Blank string always equals blank string. Therefore, access granted.
Admin
#include <stdio.h> int main () { puts("http://xkcd.com/327"); return 0; }Admin
I don't know whatever Microsoft abomination that code is, but...
Are they expecting to match more than one user?
Admin
Of course not, but the developer probably copied the structure directly from a "Learn ASP in 24 H0urs!1!!!1 book -- From the chapter on how to retrieve records from a database.
Admin
well, the developer is using an access database with very blatant SQL injection all being powered by ASP. the guess is that they copy/pasted the code from someone else or an old project where there was a DB call and they didnt feel like re-writing it. I can understand this, i suppose, IF they put a LIMIT 1 on the SQL call.

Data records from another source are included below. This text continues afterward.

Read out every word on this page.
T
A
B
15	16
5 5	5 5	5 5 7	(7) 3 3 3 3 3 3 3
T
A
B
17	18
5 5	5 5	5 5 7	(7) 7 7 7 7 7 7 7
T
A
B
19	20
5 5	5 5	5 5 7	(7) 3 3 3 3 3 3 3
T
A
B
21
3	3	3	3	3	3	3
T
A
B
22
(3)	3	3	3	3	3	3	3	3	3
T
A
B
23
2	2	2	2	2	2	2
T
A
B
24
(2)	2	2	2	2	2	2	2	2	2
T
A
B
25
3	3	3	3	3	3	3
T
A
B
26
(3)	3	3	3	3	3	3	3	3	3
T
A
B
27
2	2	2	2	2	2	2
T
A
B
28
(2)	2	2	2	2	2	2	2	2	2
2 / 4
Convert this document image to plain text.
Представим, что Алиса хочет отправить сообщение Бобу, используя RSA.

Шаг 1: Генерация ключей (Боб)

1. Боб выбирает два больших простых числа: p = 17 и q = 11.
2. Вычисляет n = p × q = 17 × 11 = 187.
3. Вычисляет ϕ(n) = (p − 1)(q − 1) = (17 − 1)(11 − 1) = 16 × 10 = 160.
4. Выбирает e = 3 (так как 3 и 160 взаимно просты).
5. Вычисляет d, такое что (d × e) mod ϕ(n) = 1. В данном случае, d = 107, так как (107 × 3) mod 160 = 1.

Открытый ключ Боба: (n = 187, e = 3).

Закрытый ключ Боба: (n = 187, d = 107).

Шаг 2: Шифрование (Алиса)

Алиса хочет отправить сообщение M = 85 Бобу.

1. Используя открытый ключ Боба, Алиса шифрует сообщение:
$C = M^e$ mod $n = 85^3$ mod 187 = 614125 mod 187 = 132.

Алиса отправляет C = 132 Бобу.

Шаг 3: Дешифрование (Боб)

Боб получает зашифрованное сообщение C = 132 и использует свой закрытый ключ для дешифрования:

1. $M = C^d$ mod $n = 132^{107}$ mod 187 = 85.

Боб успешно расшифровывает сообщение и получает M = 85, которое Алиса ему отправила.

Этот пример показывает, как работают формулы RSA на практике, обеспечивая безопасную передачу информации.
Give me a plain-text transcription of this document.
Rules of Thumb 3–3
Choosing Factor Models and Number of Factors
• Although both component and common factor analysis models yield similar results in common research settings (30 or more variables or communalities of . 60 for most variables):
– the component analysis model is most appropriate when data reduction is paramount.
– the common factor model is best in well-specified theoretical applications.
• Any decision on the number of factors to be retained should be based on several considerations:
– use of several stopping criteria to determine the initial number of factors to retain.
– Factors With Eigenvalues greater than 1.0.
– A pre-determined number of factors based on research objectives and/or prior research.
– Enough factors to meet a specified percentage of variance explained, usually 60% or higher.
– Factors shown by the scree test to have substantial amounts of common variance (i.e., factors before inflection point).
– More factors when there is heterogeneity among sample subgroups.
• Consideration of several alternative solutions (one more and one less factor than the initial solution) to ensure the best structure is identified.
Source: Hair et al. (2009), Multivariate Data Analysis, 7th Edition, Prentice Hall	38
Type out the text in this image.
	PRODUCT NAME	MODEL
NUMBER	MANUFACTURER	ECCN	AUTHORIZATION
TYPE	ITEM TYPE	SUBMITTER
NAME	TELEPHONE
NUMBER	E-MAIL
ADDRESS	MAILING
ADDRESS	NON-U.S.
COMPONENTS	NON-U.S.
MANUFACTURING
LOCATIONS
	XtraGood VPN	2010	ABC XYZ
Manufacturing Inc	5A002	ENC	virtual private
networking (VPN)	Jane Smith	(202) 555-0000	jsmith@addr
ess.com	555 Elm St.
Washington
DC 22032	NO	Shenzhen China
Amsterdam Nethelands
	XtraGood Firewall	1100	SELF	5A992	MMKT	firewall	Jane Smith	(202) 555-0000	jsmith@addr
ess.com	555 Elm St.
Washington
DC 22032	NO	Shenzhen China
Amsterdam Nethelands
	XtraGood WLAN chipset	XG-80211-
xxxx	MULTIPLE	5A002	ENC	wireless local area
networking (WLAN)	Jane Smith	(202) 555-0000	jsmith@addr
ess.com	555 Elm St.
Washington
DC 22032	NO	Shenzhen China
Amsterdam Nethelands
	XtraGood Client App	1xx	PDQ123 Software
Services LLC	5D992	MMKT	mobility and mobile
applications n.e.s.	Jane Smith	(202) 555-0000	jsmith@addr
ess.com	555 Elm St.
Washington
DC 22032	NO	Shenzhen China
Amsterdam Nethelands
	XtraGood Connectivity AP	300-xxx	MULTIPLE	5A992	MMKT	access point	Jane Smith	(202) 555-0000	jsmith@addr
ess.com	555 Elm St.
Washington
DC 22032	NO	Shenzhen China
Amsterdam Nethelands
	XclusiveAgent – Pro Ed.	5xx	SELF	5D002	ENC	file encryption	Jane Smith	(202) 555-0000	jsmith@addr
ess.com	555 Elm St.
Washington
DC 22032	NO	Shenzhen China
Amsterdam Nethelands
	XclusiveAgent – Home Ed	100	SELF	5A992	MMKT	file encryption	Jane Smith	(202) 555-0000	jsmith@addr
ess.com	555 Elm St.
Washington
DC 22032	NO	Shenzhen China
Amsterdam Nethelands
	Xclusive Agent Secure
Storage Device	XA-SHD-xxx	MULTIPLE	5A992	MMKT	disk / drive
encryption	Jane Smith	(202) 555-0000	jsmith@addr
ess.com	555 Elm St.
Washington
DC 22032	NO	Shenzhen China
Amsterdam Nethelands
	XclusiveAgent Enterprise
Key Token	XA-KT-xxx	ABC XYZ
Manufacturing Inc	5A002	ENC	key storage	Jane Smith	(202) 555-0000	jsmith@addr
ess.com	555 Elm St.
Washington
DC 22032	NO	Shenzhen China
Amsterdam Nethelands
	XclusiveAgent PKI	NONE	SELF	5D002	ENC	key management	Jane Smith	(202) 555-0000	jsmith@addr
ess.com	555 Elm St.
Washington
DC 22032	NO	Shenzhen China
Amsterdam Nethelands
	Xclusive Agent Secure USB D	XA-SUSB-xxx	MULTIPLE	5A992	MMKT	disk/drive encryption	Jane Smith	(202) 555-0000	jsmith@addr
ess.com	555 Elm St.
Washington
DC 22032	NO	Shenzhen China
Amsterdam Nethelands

also this is not the code from the actual project, if it was "rs" wouldnt be "Rs" by the end of the code block.
Admin
It's worse than that: Microsoft drove the LSE project top to bottom to demonstrate that they could play with the big boys. So Accenture may have fucked up, but you can lay the blame for the LSE mess at microsoft's feet - they chose the platform and the people to build on it, and they got involved at all levels of the project.
Admin
well no, that's still illegal, but it does make the data completely suspect if anybody can log on as anybody else and do that.
Admin
Really? In high school, did you really know any better? Or did you hit the Access scalability wall in your school projects?
If so, then salut.
Admin
I'm going to guess it's some form of SQL injection.
Admin
Doesn't access scale to 10 connections at most?
Admin
It was probably easier for Accenture to pirate Access licenses.
http://attrition.org/errata/sec-co/foundstone-02.html
Yes I am still bitter all these years later.
Admin
well Access is just horribly inefficient with queries, the other saleability problem is that once you do queries on records that have thousands of rows it takes bloody long to complete, even if you are just doing a simple look up on a Primary Key.
Admin
ASP isn't case sensitive so you could write it both ways in the same block of code and they'd both refer to the same variable.
Admin
To top it all off, if this particular SQL injection works as described, it also means that the passwords are stored in plain-text.